Discussion topics were posted on Facebook each week of the six-week course, and some discussion topics attracted over 1,000 posts.
“We think people’s involvement in the discussion created a really important sense of community and helped everyone learn from each other and stay motivated. We also think that people valued connecting up with colleagues from so many different and varied countries.”
Joanne Glinsky said she finished with a real sense of optimism about what could be done if MOOCs were expanded into other areas of PT. “They do however require a fair bit of planning,” she said. “We were lucky to be able to base our MOOC on an existing online module.”
Lisa Harvey and Joanne Glinksy agree that not all MOOCs are the same – those which involve sitting down in front of computers and listening to lectures run the risk of losing people, particularly if English is not their first language. “These online lectures also require good internet connection so often rule out those from low income countries,” said Joanne Glinksky. “But certainly there is a lot of potential to globalise physiotherapy education.”

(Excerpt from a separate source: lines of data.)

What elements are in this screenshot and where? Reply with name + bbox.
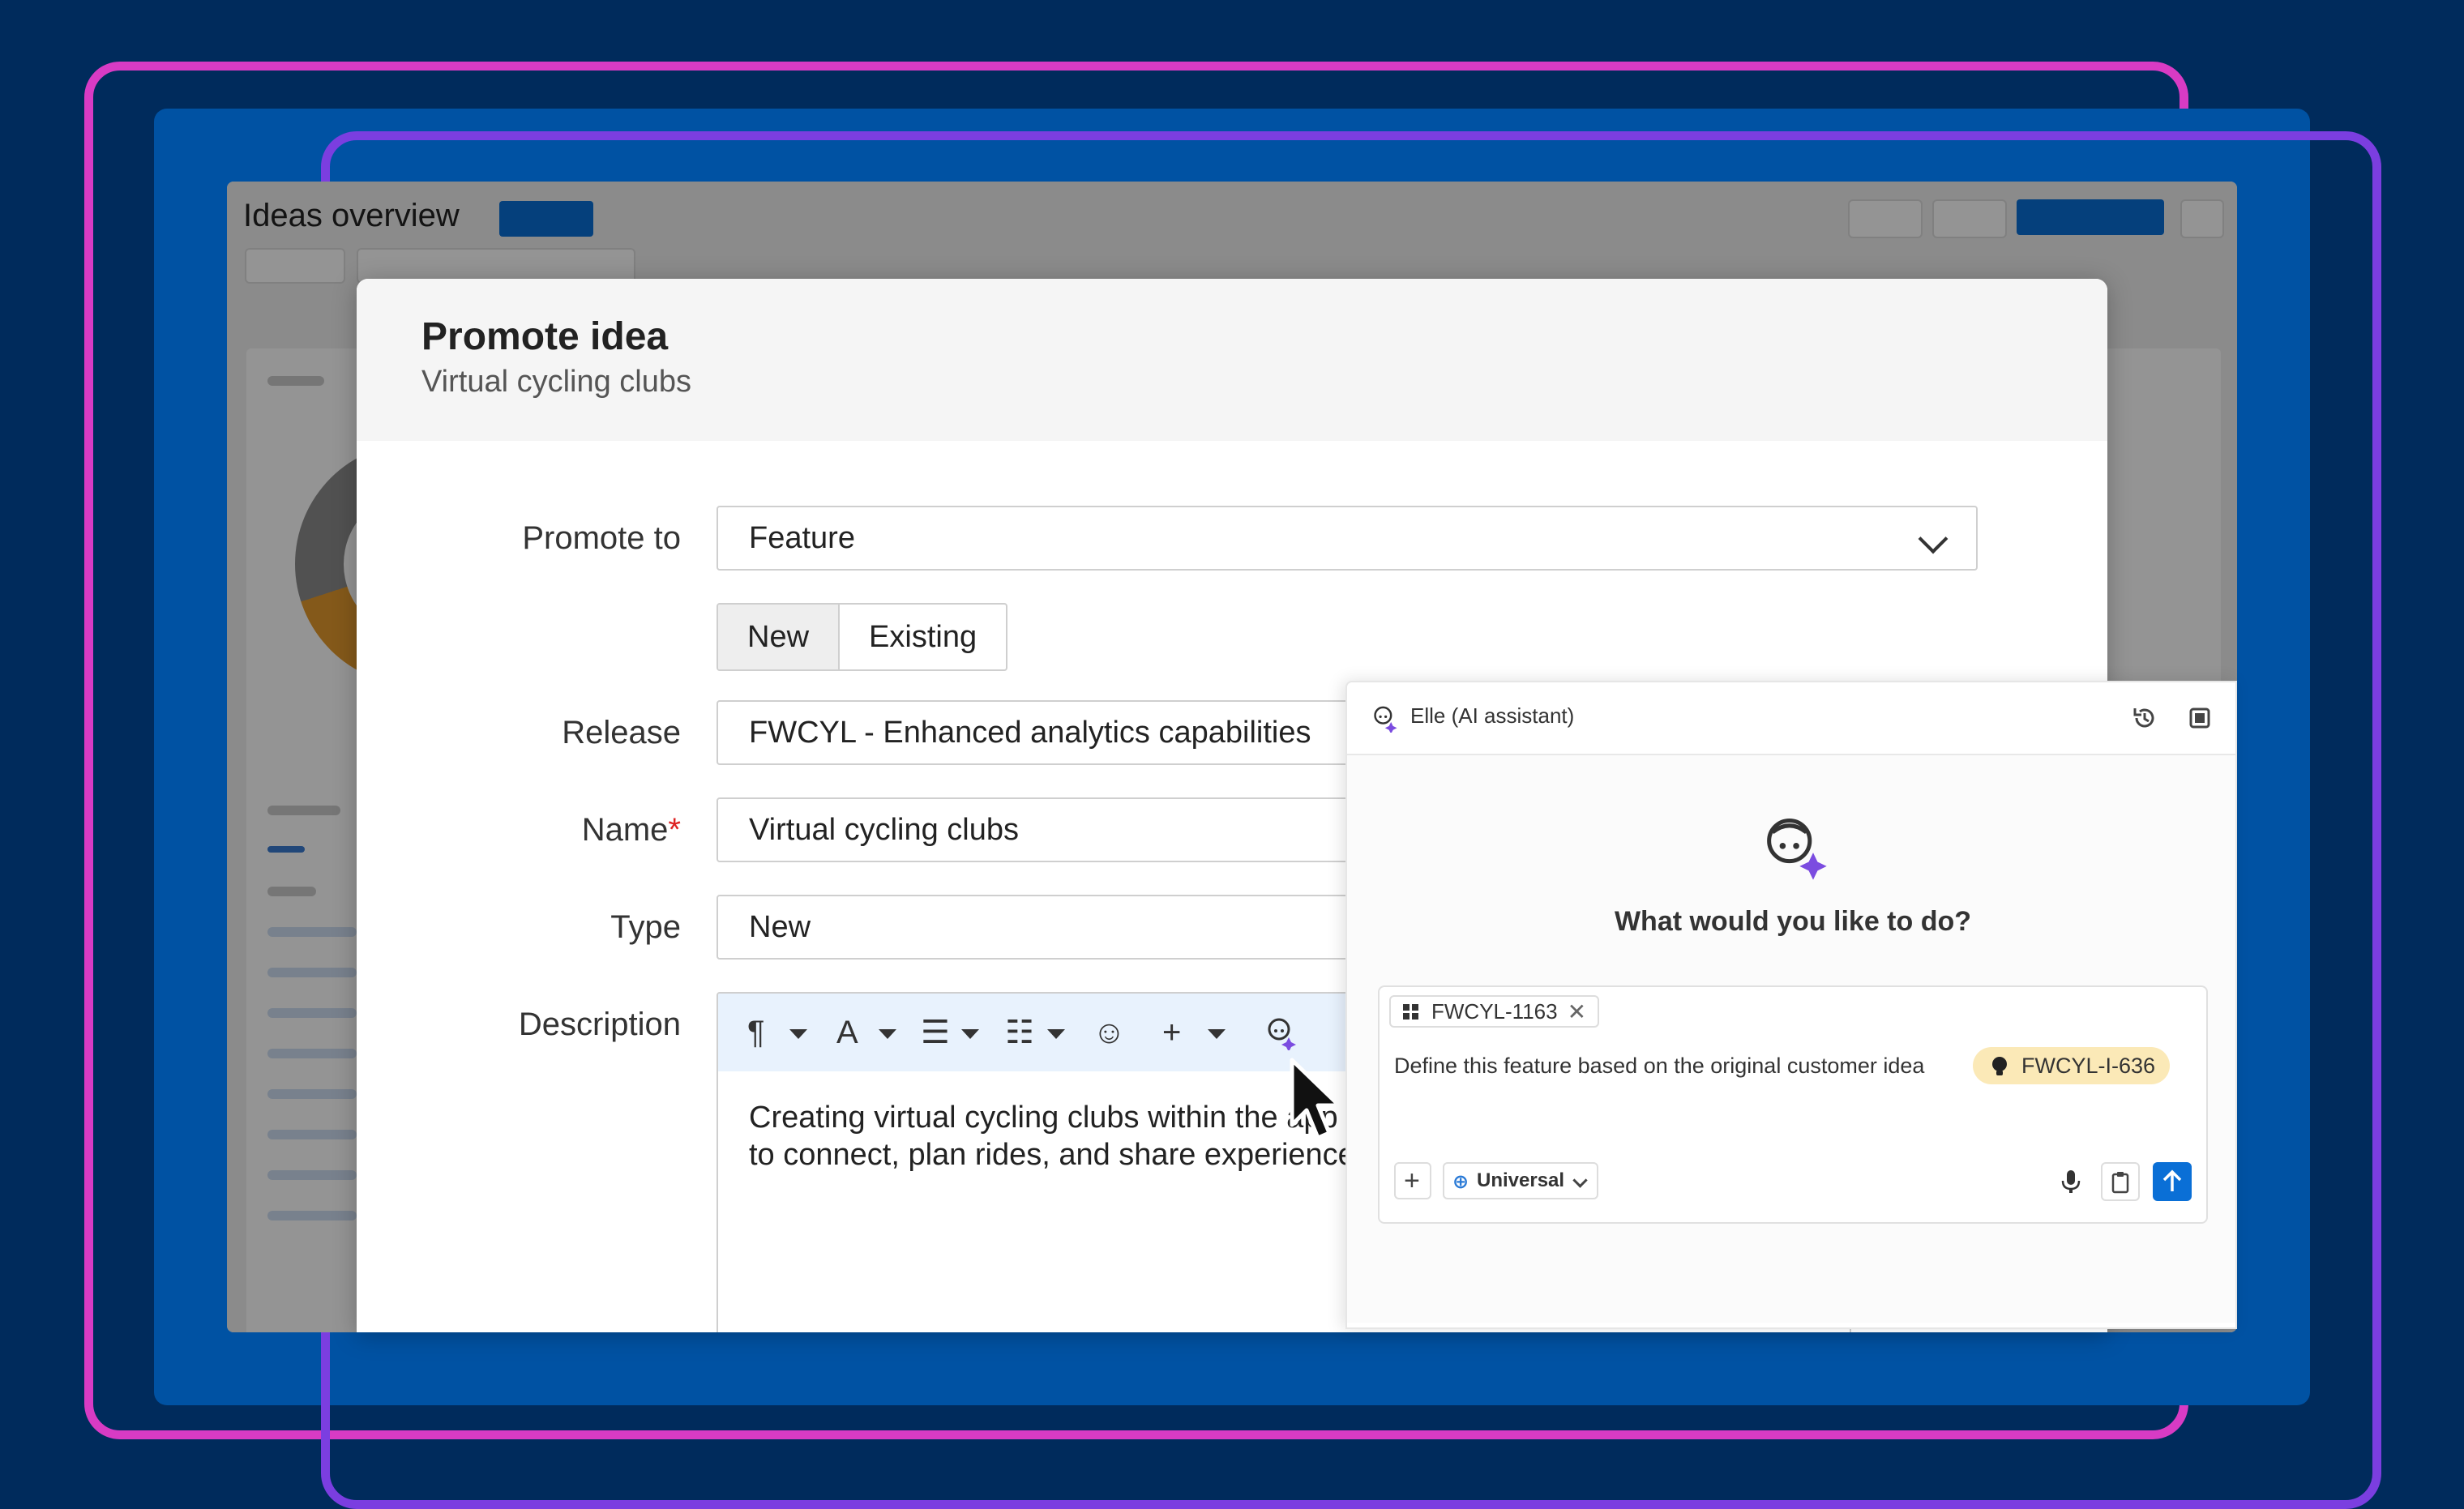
idea-reference-chip[interactable]: FWCYL-I-636 — [1973, 1047, 2171, 1084]
chevron-down-icon — [1918, 524, 1949, 554]
microphone-icon[interactable] — [2059, 1169, 2083, 1195]
ai-assistant-icon[interactable] — [1263, 1015, 1298, 1058]
ai-panel-body: What would you like to do? FWCYL-1163 ✕ … — [1347, 755, 2235, 1323]
chevron-down-icon[interactable] — [1047, 1029, 1065, 1039]
collapse-panel-icon[interactable] — [2187, 705, 2213, 731]
lightbulb-icon — [1992, 1057, 2007, 1075]
prompt-text[interactable]: Define this feature based on the origina… — [1394, 1054, 1924, 1079]
list-icon[interactable]: ☷ — [1005, 1015, 1034, 1050]
description-text: Creating virtual cycling clubs within th… — [749, 1101, 1371, 1172]
globe-icon: ⊕ — [1452, 1171, 1469, 1193]
ai-assistant-icon — [1374, 706, 1397, 733]
modal-header: Promote idea Virtual cycling clubs — [357, 279, 2107, 441]
arrow-up-icon — [2162, 1169, 2182, 1191]
plus-icon[interactable]: + — [1162, 1015, 1181, 1050]
ai-compose-box[interactable]: FWCYL-1163 ✕ Define this feature based o… — [1378, 985, 2208, 1224]
release-label: Release — [562, 715, 681, 750]
add-attachment-button[interactable]: + — [1394, 1162, 1431, 1199]
align-icon[interactable]: ☰ — [921, 1015, 950, 1050]
chevron-down-icon[interactable] — [879, 1029, 896, 1039]
release-value: FWCYL - Enhanced analytics capabilities — [749, 715, 1311, 750]
close-icon[interactable]: ✕ — [1568, 998, 1586, 1025]
clipboard-button[interactable] — [2101, 1162, 2140, 1201]
modal-title: Promote idea — [421, 315, 669, 358]
required-marker: * — [668, 812, 681, 848]
type-label: Type — [610, 909, 681, 945]
modal-subtitle: Virtual cycling clubs — [421, 365, 692, 399]
plus-icon: + — [1404, 1165, 1420, 1196]
toggle-existing[interactable]: Existing — [840, 605, 1006, 669]
idea-chip-label: FWCYL-I-636 — [2021, 1053, 2156, 1078]
toggle-new[interactable]: New — [718, 605, 841, 669]
new-existing-toggle: New Existing — [717, 603, 1008, 671]
description-label: Description — [518, 1007, 681, 1042]
context-tag-label: FWCYL-1163 — [1431, 998, 1558, 1024]
type-value: New — [749, 909, 811, 944]
mouse-cursor-icon — [1290, 1058, 1341, 1140]
send-button[interactable] — [2153, 1162, 2192, 1201]
ai-assistant-panel: Elle (AI assistant) What would you like … — [1345, 681, 2237, 1329]
promote-to-value: Feature — [749, 520, 855, 555]
ai-panel-title: Elle (AI assistant) — [1410, 703, 1575, 728]
grid-icon — [1403, 1004, 1418, 1020]
chevron-down-icon[interactable] — [1208, 1029, 1226, 1039]
ai-question: What would you like to do? — [1614, 906, 1972, 937]
chevron-down-icon[interactable] — [789, 1029, 807, 1039]
history-icon[interactable] — [2130, 703, 2159, 733]
chevron-down-icon[interactable] — [961, 1029, 979, 1039]
name-value: Virtual cycling clubs — [749, 812, 1020, 847]
chevron-down-icon — [1572, 1173, 1588, 1188]
name-label: Name* — [581, 812, 681, 848]
ai-panel-header: Elle (AI assistant) — [1347, 682, 2235, 755]
clipboard-icon — [2111, 1172, 2129, 1194]
emoji-icon[interactable]: ☺ — [1093, 1015, 1126, 1050]
mode-value: Universal — [1477, 1169, 1565, 1191]
context-tag[interactable]: FWCYL-1163 ✕ — [1389, 995, 1600, 1028]
promote-to-select[interactable]: Feature — [717, 506, 1978, 571]
paragraph-icon[interactable]: ¶ — [747, 1015, 764, 1050]
mode-select[interactable]: ⊕ Universal — [1443, 1162, 1599, 1199]
ai-assistant-large-icon — [1767, 818, 1827, 880]
promote-to-label: Promote to — [522, 520, 681, 556]
font-icon[interactable]: A — [836, 1015, 858, 1050]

Those who completed the course assessment received 15 IPT-CEUs, awarded by WCPT.
The course was the first to be recognised under a new WCPT scheme of approving continuing education events and awarding IPT-CEUs. These can be used by physical therapists to demonstrate they are meeting their continuing education needs.
“We’re delighted that the course has gone so well and shows how well-connected the global profession can be in advancing practice,” said Tracy Bury, WCPT’s Director of Professional Policy. “Also, that a new era in approving and recognising continuing education in physical therapy has begun.”